Spring training being spring training, the papers basically had two stories today — Mike Piazza Is Contented and Willie Randolph Is Not Art Howe. You're right — why on earth do they all write these things on the same day? If they're going to do that, why not just use a pool reporter?
Re Piazza, I have to wonder if any team has ever upgraded its first-base defense the way we have going from Mike to Mientkiewicz. (No insult to Mike, who would probably agree he shouldn't have been over there in the first place.) Who followed Dick Stuart at first base for the Pirates?
Does Mike's marriage mean Alicia gets to drive the World's Gayest Vehicle around Miami Beach? (I'm using the seventh-grade sense of that word, naturally — no gay man I know would come within a mile of this disaster.) Note that I tried and failed to find a picture of Piazza staring in horror at the actual truck forced upon him in last year's cruel ceremony. I fervently hope he made his agent's assistant sell it on the spot. Poor Mike. It's been a tough couple of years.
As for Willie, the most interesting thing to my geeky little eyes was, naturally, the Daily News' discussion of how he wound up with #12 instead of #30 — as you knew immediately, it's in homage to Ken Boswell. A quick check of Jon's Mets By the Numbers confirmed my memory that Shawon Dunston also wore #12 to salute K.B. Since it would be cynical to suggest Cliff Floyd's digits might be up for adoption soon enough, I'll confine myself to wondering at the seemingly outsized influence of Boswell on the youth of Brooklyn in the late 1960s.
(Art Howe's number should have been an homage to Terry McDaniel. Rimshot.)
Following up on yesterday, the Guy Swearing You'll See Him in July is Orber Moreno, whom I feel kind of bad for forgetting about even though he's probably destined to be the next Jaime Cerda.
News about The Holy Books* — the fairly anonymous Chris Woodward somehow already has a Met card, from the very cool retro Topps Heritage set. One wonders if that will be the highlight of Mr. Woodward's Met career.

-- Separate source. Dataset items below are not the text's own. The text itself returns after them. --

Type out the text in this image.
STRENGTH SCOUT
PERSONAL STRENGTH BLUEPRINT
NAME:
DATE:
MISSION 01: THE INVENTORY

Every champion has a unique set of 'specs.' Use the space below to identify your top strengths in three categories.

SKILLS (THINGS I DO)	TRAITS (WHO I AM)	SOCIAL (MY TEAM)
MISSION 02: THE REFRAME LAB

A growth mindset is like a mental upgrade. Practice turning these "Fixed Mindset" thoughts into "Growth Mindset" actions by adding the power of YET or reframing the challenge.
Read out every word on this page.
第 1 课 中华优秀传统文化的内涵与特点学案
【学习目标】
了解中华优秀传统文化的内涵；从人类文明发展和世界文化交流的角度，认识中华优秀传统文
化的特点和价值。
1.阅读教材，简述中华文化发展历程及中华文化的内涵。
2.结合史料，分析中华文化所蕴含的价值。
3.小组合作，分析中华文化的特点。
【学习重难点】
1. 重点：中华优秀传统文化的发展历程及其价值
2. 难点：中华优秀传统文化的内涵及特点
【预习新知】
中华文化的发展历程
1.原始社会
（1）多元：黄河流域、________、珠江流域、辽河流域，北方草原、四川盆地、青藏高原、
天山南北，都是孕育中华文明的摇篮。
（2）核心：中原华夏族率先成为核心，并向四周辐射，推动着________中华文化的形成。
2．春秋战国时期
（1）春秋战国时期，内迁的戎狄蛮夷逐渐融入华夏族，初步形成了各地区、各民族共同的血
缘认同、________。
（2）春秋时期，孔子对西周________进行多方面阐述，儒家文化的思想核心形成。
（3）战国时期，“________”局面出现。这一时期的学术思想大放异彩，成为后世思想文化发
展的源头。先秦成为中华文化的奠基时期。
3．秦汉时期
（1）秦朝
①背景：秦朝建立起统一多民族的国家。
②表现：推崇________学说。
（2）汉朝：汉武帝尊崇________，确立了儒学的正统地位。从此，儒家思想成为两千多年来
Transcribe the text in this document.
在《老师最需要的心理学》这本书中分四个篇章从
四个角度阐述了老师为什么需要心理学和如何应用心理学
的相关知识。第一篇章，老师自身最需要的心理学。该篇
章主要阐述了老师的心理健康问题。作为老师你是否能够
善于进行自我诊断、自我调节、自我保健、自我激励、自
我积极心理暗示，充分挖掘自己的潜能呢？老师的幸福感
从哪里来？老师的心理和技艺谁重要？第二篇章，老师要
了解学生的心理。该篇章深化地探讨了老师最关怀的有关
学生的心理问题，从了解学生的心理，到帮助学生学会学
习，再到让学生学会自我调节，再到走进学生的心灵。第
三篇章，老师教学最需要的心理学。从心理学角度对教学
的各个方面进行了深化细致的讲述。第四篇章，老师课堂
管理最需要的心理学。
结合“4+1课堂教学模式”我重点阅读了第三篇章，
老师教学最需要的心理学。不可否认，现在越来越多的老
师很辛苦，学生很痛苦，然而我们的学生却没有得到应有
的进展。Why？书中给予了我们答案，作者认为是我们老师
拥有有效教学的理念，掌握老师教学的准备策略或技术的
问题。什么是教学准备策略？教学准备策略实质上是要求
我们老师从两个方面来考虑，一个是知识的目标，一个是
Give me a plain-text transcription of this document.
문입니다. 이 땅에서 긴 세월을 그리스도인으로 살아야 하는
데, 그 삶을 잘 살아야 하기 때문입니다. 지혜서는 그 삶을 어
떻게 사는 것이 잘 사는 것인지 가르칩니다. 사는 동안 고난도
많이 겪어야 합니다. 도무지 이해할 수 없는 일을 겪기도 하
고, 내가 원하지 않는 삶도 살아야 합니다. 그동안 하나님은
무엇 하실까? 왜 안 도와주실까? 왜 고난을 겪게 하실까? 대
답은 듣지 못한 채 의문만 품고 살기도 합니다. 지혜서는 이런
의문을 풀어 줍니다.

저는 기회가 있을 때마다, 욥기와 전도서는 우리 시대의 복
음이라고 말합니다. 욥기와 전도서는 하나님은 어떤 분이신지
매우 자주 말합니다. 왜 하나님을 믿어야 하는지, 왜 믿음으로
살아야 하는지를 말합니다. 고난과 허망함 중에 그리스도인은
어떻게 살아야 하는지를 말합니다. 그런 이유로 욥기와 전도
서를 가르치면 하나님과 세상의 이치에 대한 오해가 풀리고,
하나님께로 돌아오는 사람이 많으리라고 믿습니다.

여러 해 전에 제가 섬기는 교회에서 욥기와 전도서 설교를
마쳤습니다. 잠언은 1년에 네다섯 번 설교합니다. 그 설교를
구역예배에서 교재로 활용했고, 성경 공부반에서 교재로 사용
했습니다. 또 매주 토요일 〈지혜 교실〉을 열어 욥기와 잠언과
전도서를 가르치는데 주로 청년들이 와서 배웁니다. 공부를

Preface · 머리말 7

Meanwhile, the player most likely to be the Guy Who's a Holy Books Problem (though not of an Al Schmelz level) has got to be the just-signed Francisco Campos. Who? Wha? From where?
* Note for anyone else actually reading this: The Holy Books are Jace's two binders full of baseball cards chronicling the history of the Mets. Each player gets a card (or a photo, if no card is available), arranged according to the year of their Met debut. Al Schmelz, Class of '67, is the only member of The Holy Books to lack at least a decent photo. And yes, Jace is insane.